At the same time I’m launching this website, the aerospace world had two major, public setbacks. First was the explosion of the Orbital Science Antares rocket on October 28, 2014. Then three days later, Virgin Galactic’s SpaceShipTwo crashed, sadly killing the co-pilot Michael Alsbury and seriously injuring the pilot Peter Siebold. My thoughts of sympathy and regret go to everyone in these companies and their families.
If you are thinking about going into aerospace, or working toward it, these events might cause you to have second thoughts. Let’s reflect and consider the larger context and noble mission we are a part of.
Let’s also remember and admit to ourselves, rocket science ain’t easy!
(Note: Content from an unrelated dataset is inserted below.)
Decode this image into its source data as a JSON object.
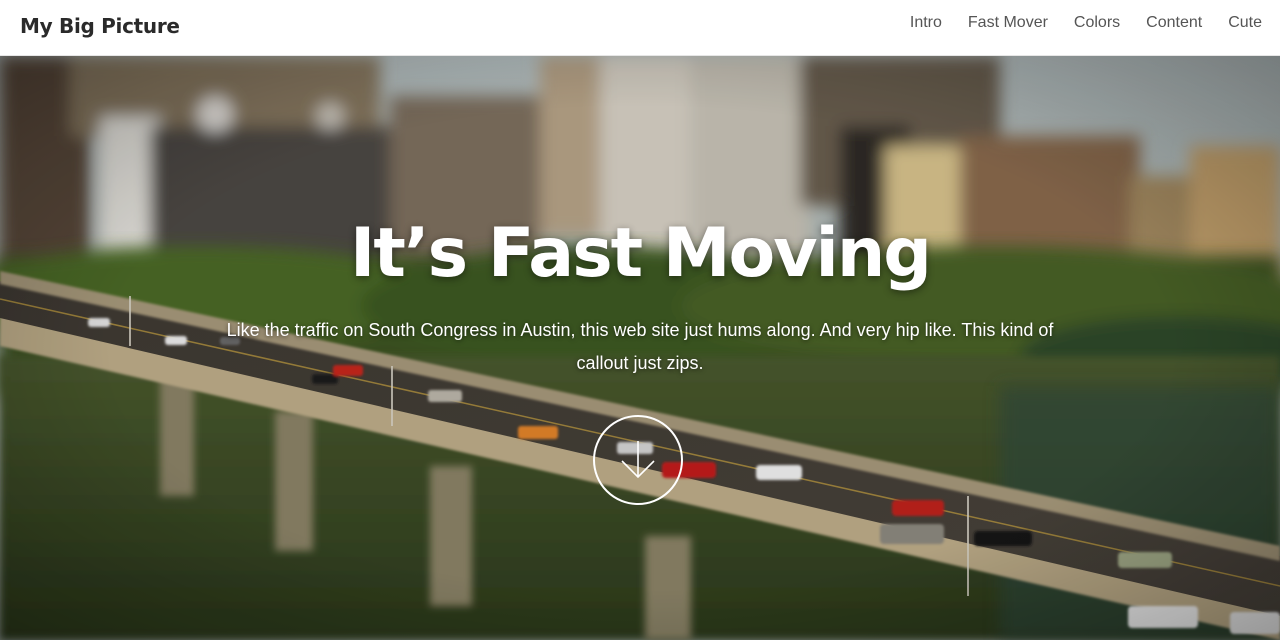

It isn’t supposed to be. We are pushing the envelope in many ways–of the laws of physics, of material science and technology, of our own human understanding. There are going to be times we fail. We want to design in safety and margins and safe-to-fail experiments first, as much as possible. But we also have to accept risks, uncertainties, and unknowns. When we have failures in aerospace, they can come in a spectacular and tragic fashion. This is the nature of our business and profession, because we are striving to do amazing, historic, epic things. We shouldn’t kid ourselves that it isn’t possible and it isn’t going to happen. We need to stay humble and sincere about that.
But let’s not kid ourselves that it isn’t worth it either. Imagine a world without affordable and plentiful air travel. Imagine a world without GPS–that’s really hard now!! We have a constellation of satellites to thank for that. Some day we humans will find it hard to imagine the time when we were limited to living on Earth…when we couldn’t go into outer space routinely and live there permanently. Reality must be respected to keep us humble and honest. Let’s stay humble about that. But let’s stay determined and ambitious too. We will reflect, learn, adapt, and press forward. Upward and onward!